I was cleaning out closets the other day and I came across a board game called "Millionaire". Inside was a monopoly -like game that featured local Poway merchants. The game was a fundraiser for the Poway High School band, the Emerald Brigade. I don't remember what year it was produced, but I think it has been stored away probably for a good 10-20 yrs.
How many of these merchants do you remember? You can click on the picture to make it bigger.
Erb Engineering is in the business park. Travel agents have pretty well been replaced by the internet, but Poway Travel is still there. Sizzler's used to be where Cully's was before they got kicked out to make room for an "upscale" restaurant. Cully's is still in town, but Sizzler and the upscale restaurant are not. Ozzie's is another long time Poway business. We bought a violin there when our son was in 4th grade. Later, he took guitar lessons there.
Whiskey Creek is gone. I never ate there, but I had to drop off a kid from our soccer team there one time. His mom never came to pick him up. So we offered to drive him home, but he said no one was at home and that if we dropped him off at Whiskey Creek, he could find his mom there. Kind of sad. The stationary store hung in there for a while, but I guess it was too hard to compete with big box stores like K-Mart and Wal-Mart.

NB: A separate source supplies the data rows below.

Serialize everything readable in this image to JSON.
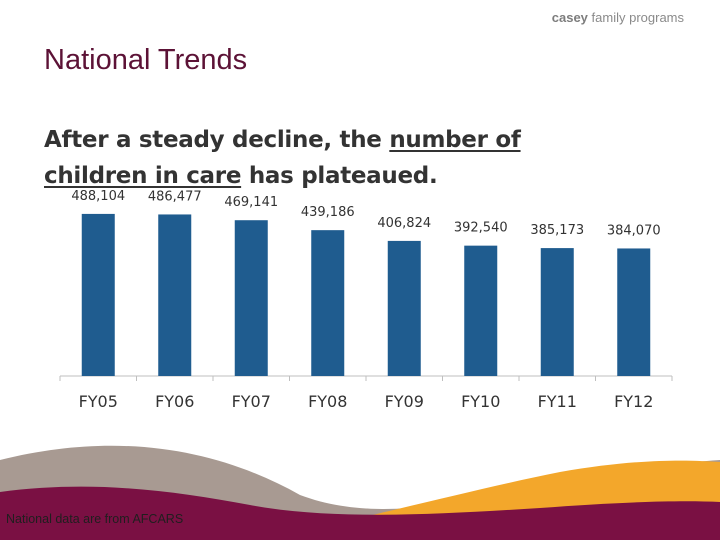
{
  "logo": {
    "bold": "casey",
    "rest": "family programs"
  },
  "header": {
    "title": "National Trends"
  },
  "subtitle": {
    "part1": "After a steady decline, the ",
    "underlined1": "number of",
    "part2": " ",
    "underlined2": "children in care",
    "part3": " has plateaued."
  },
  "chart_data": {
    "type": "bar",
    "categories": [
      "FY05",
      "FY06",
      "FY07",
      "FY08",
      "FY09",
      "FY10",
      "FY11",
      "FY12"
    ],
    "values": [
      488104,
      486477,
      469141,
      439186,
      406824,
      392540,
      385173,
      384070
    ],
    "data_labels": [
      "488,104",
      "486,477",
      "469,141",
      "439,186",
      "406,824",
      "392,540",
      "385,173",
      "384,070"
    ],
    "ylim": [
      0,
      530000
    ],
    "title": "",
    "xlabel": "",
    "ylabel": "",
    "grid": false,
    "bar_color": "#1f5c8f"
  },
  "footer": {
    "note": "National data are from AFCARS"
  },
  "colors": {
    "maroon": "#7a1043",
    "orange": "#f3a72b",
    "gray": "#a89a92",
    "title": "#5c1236"
  }
}
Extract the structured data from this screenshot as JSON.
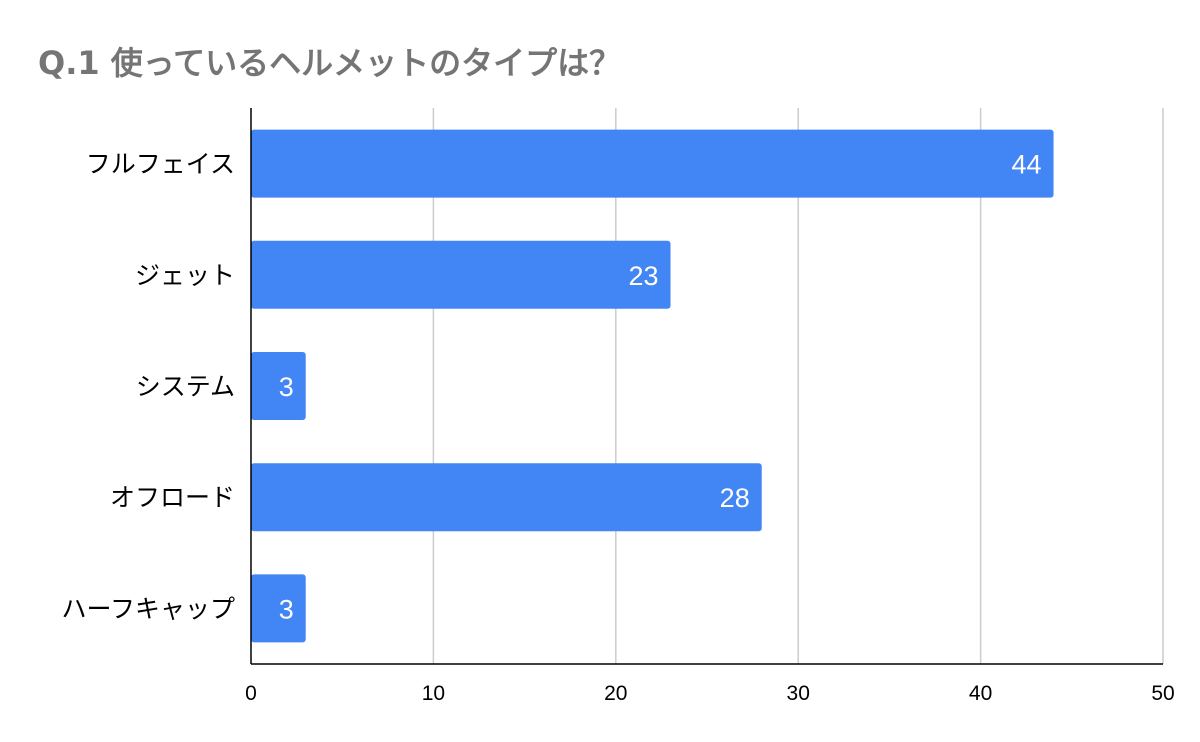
{
  "chart_data": {
    "type": "bar",
    "orientation": "horizontal",
    "title": "Q.1 使っているヘルメットのタイプは？",
    "categories": [
      "フルフェイス",
      "ジェット",
      "システム",
      "オフロード",
      "ハーフキャップ"
    ],
    "values": [
      44,
      23,
      3,
      28,
      3
    ],
    "xlim": [
      0,
      50
    ],
    "xticks": [
      0,
      10,
      20,
      30,
      40,
      50
    ],
    "grid": true,
    "legend": "none",
    "bar_color": "#4285f4",
    "data_labels": true
  }
}
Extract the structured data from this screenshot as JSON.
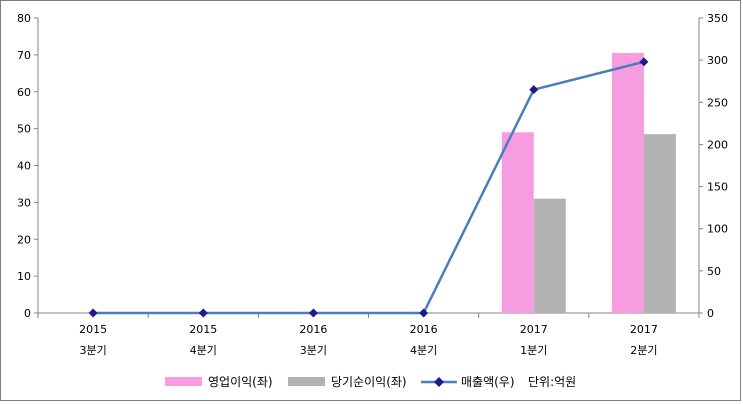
{
  "chart_data": {
    "type": "bar",
    "categories_year": [
      "2015",
      "2015",
      "2016",
      "2016",
      "2017",
      "2017"
    ],
    "categories_quarter": [
      "3분기",
      "4분기",
      "3분기",
      "4분기",
      "1분기",
      "2분기"
    ],
    "series": [
      {
        "name": "영업이익(좌)",
        "type": "bar",
        "axis": "left",
        "values": [
          0,
          0,
          0,
          0,
          49,
          70.5
        ]
      },
      {
        "name": "당기순이익(좌)",
        "type": "bar",
        "axis": "left",
        "values": [
          0,
          0,
          0,
          0,
          31,
          48.5
        ]
      },
      {
        "name": "매출액(우)",
        "type": "line",
        "axis": "right",
        "values": [
          0,
          0,
          0,
          0,
          265,
          298
        ]
      }
    ],
    "y_left": {
      "min": 0,
      "max": 80,
      "step": 10,
      "ticks": [
        "0",
        "10",
        "20",
        "30",
        "40",
        "50",
        "60",
        "70",
        "80"
      ]
    },
    "y_right": {
      "min": 0,
      "max": 350,
      "step": 50,
      "ticks": [
        "0",
        "50",
        "100",
        "150",
        "200",
        "250",
        "300",
        "350"
      ]
    },
    "unit_note": "단위:억원",
    "grid": false,
    "legend_position": "bottom",
    "colors": {
      "bar1": "#f79ce0",
      "bar2": "#b2b2b2",
      "line": "#4a7ebb",
      "marker": "#1f1a8c"
    }
  }
}
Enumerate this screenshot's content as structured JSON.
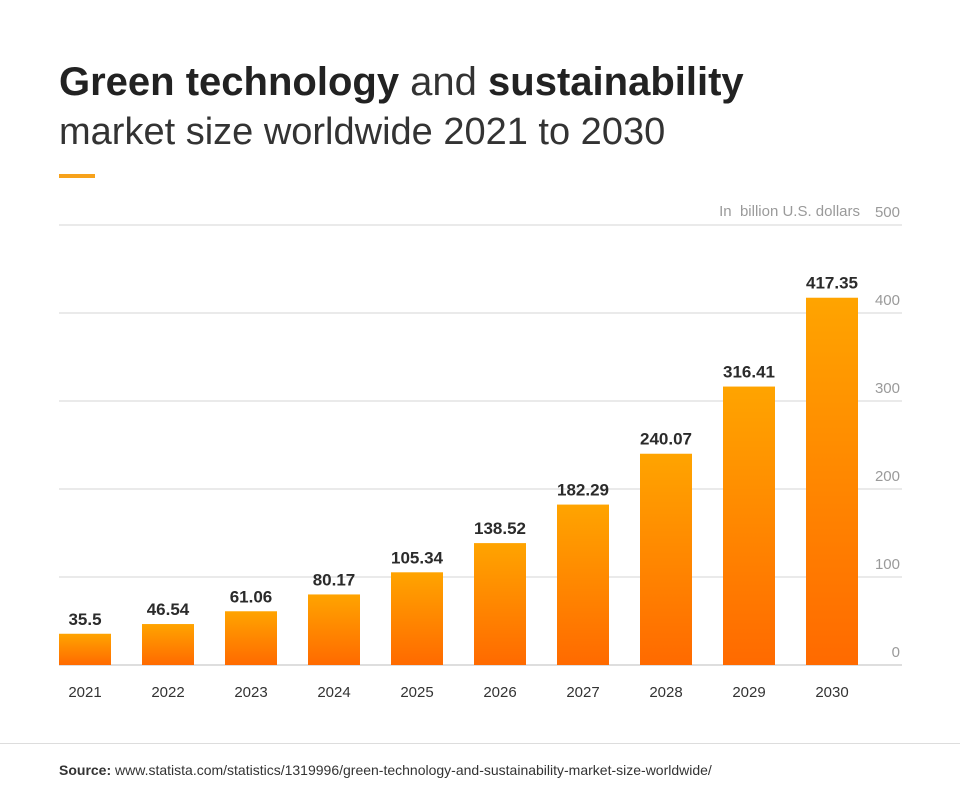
{
  "title": {
    "part1_bold": "Green technology",
    "part2": " and ",
    "part3_bold": "sustainability",
    "line2": "market size worldwide 2021 to 2030"
  },
  "colors": {
    "accent": "#f7a21b",
    "bar_top": "#ffa400",
    "bar_bottom": "#ff6a00",
    "grid": "#d6d6d6",
    "axis_text": "#9a9a9a",
    "label_text": "#2b2b2b"
  },
  "source": {
    "label": "Source:",
    "text": " www.statista.com/statistics/1319996/green-technology-and-sustainability-market-size-worldwide/"
  },
  "chart_data": {
    "type": "bar",
    "title": "Green technology and sustainability market size worldwide 2021 to 2030",
    "unit_label": "In  billion U.S. dollars",
    "categories": [
      "2021",
      "2022",
      "2023",
      "2024",
      "2025",
      "2026",
      "2027",
      "2028",
      "2029",
      "2030"
    ],
    "values": [
      35.5,
      46.54,
      61.06,
      80.17,
      105.34,
      138.52,
      182.29,
      240.07,
      316.41,
      417.35
    ],
    "value_labels": [
      "35.5",
      "46.54",
      "61.06",
      "80.17",
      "105.34",
      "138.52",
      "182.29",
      "240.07",
      "316.41",
      "417.35"
    ],
    "yticks": [
      "0",
      "100",
      "200",
      "300",
      "400",
      "500"
    ],
    "ylim": [
      0,
      500
    ],
    "grid": true,
    "y_axis_side": "right"
  }
}
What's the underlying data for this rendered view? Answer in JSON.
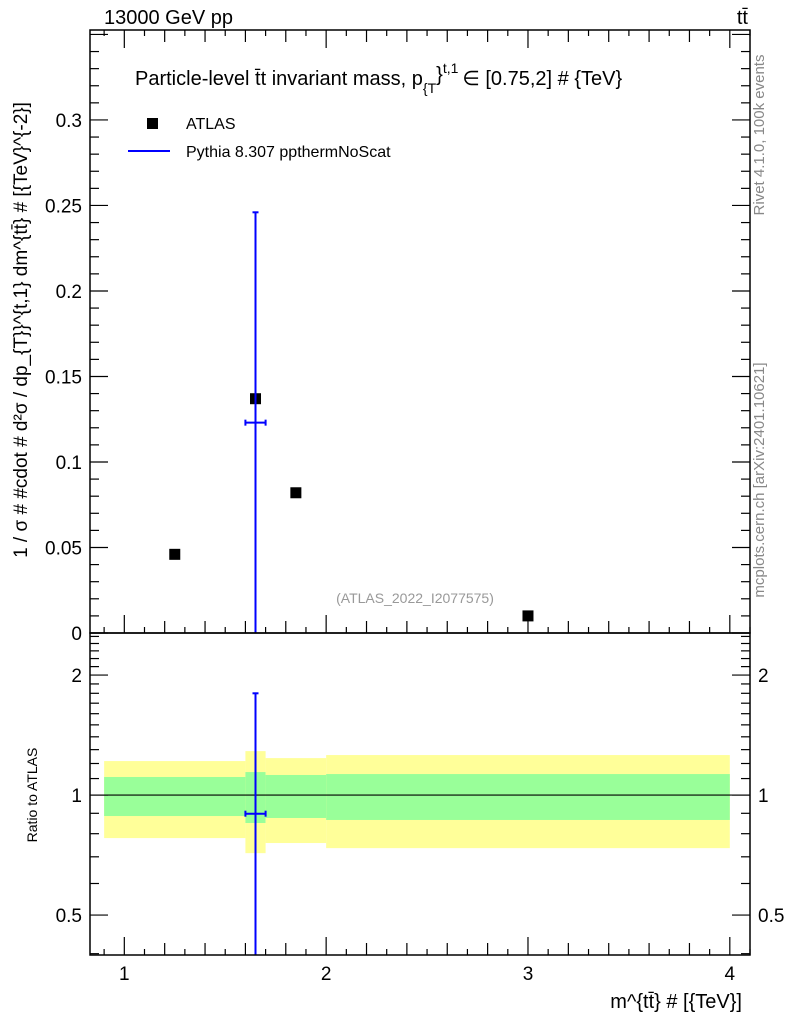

Remember the iron-on T-shirt craze? I think we bought a couple of them from Shirts-R-U. Rex Trophies is still in Poway. I've got a couple of boxes of trophies they kids left behind. I could change the names on them and open my own shop.
Look at the picture of the "downtown" shopping district on the game board. Now, that is nostalgic. Big canopy trees, old-fashioned GAS sign, extra wide sidewalks, and almost no traffic.
I grew up in a Midwestern town that looked like that. Downtown was really pedestrian friendly.
Poway's commercial areas have always been a collection of strip malls. They were designed for vehicular access, not pedestrians. One thing that might force a change is that in the last couple of years, hundreds of affordable apartments have been built in the area. And likely more will be built. A car-centric downtown is incompatible with an area that is becoming increasingly filled with nearby residents. It will be interesting to see what merchants are still standing in another 20 yrs and just what downtown Poway will look like.
1 comment:
This is great! Glad you hung on to it. In the 1980s there were two honky tonks in town. Whiskey Creek was one, and I bartended at the other. As I recall, before it was Whiskey Creek, it was the Ivanhoe. I recall a similar story where my friend's dad drank their monthly welfare checks at the Ivanhoe.
I kind of remember most of the others. Not much of that Poway left, huh? But when you come home after being gone for 10 or 15 years, it's the hills that you are happiest to see.
And the olive groves, when you can still find them. And the oak trees.